Ahead of the arrival of the singer’s third album, Hit me hard and soft – which is sure to produce its own array of dazzling videos – we decided to take a look back at Eilish’s impressive video catalogue, which has seen her evolve from a dark-minded horror fan to a director with limitless vision.

“Ocean Eyes” (2016)

“Ocean Eyes” is Eilish’s first music video, and calling it simple would be an understatement (she just sings into the camera while hands move a purple latex sheet behind her). But it was enough to captivate an audience of millions – perhaps because of the intensity of that look.

“Stomachache” (2017)

Have you ever gone for a nice sunny walk, only to be stopped by the police for putting your friend’s bodies in the back of your car? Well, that’s what happens to Eilish in the video for “Bellyache” — note the lyrics — our first sign of the singer’s dark side.

“when the party is over” (2018)

According to Eilish, the black goop she drinks “when the party is over” was a mix of Xanthum gum and charcoal water, a concoction she found “miserable.” She also had tubes taped to her inner tear ducts to drain the tears, but all that effort came together for what remains one of her most visually striking videos to date.

“You Should See Me in a Crown” (2018)

It might make the sight of Eilish’s terrifying yet impressive “You Should See Me In A Crown” more bearable knowing that the singer loves spiders and even once had one as a pet. But then again: probably not.

“bad guy” (2019)

“Bad Guy” is the singer’s most colorful video to date, but you can still count on Billie’s classics: blood coming out of the nose, creepy crawling backwards across the carpet, and decapitated heads (which Are CGI, thankfully).

“all good girls go to hell” (2019)

Billie Eilish smeared herself and 23-foot-long wings in black slime to deliver a message about climate change, and in turn, what real music horror could look like.

“Xanny” (2019)

There may not be much happening in “Xanny,” but it’s significant as Eilish’s first-ever self-directed video (she directed almost every video after this). Sitting on a bench, she becomes a bona fide ashtray as a pair of hands hold out their cigarettes to her – a compelling vision for an aspiring director.

“everything I wanted” (2020)

The music video for “Everything I Wanted,” dedicated to her brother Finneas, is truly one of Eilish’s saddest. In it, she emotionlessly drives them both into the ocean – a simple premise, but impressive enough to warrant multiple rewatches.

“Therefore I Am” (2020)

I know what you’re thinking: are we ever going to see Billie happy for a change?
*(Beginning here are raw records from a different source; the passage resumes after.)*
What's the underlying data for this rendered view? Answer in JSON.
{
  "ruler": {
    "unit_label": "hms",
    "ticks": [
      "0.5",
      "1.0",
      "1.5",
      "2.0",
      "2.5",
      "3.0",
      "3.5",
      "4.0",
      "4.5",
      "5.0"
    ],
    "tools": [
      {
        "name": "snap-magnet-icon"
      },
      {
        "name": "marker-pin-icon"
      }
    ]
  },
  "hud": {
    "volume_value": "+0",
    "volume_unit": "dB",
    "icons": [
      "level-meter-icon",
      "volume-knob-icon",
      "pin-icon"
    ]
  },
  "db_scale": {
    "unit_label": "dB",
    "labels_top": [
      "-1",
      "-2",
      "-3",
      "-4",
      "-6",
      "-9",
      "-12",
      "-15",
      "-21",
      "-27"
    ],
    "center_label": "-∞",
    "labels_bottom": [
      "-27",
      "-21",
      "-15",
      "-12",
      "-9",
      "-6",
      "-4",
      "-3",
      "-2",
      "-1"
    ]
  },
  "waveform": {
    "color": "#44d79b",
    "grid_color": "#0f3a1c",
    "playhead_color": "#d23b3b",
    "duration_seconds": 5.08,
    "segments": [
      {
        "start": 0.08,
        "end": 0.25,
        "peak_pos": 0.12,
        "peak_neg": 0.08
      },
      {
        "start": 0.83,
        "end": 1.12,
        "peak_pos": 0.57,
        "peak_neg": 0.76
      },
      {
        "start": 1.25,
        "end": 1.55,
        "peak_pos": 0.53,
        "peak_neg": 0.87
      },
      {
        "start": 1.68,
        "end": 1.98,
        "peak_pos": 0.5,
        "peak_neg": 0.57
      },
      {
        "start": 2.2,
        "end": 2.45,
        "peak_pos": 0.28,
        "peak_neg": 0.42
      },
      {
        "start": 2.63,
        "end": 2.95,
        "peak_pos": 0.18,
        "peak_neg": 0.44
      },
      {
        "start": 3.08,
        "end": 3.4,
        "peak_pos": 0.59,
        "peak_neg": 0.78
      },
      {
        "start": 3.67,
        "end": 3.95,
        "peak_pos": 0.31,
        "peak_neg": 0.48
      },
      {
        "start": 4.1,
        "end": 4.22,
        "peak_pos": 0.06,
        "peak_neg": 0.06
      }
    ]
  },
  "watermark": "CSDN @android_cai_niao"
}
Well, in “Therefore I Am,” where she causes chaos in an abandoned mall, you know, the teenage dream.

“Your Power” (2021)

Entering Eilish’sHappier than ever‘ era we finally see the star go out and embrace nature. Awesome! But it’s still Billie, which means there’s also a real 80-pound anaconda slowly wrapping itself around her neck.

“Happier than ever” (2021)

As the most beloved song from her second album, ‘Happier Than Ever’ deserved an accompanying video spectacle, and it got one. A lavish indoor set is destroyed by the water as Eilish swims to safety, a stunt she obviously performed herself. Then she screams on a roof as it rains around her. Of all her videos, this one feels like Eilish is at the height of her powers.

“What was I made for?” (2023)

“What was I made for?” isn’t an official release from Billie Eilish, but the video marks a significant shift for the artist, towards a pastel palette, with no horror themes in sight. But it is still powerful and not without message; Dressed as a 1950s secretary, Eilish puts away doll-sized miniatures of clothes she actually wears in public before a gust of wind threatens to blow them and her away. Simple, but there’s a hint of melancholy, a quality that could ultimately be Eilish’s signature.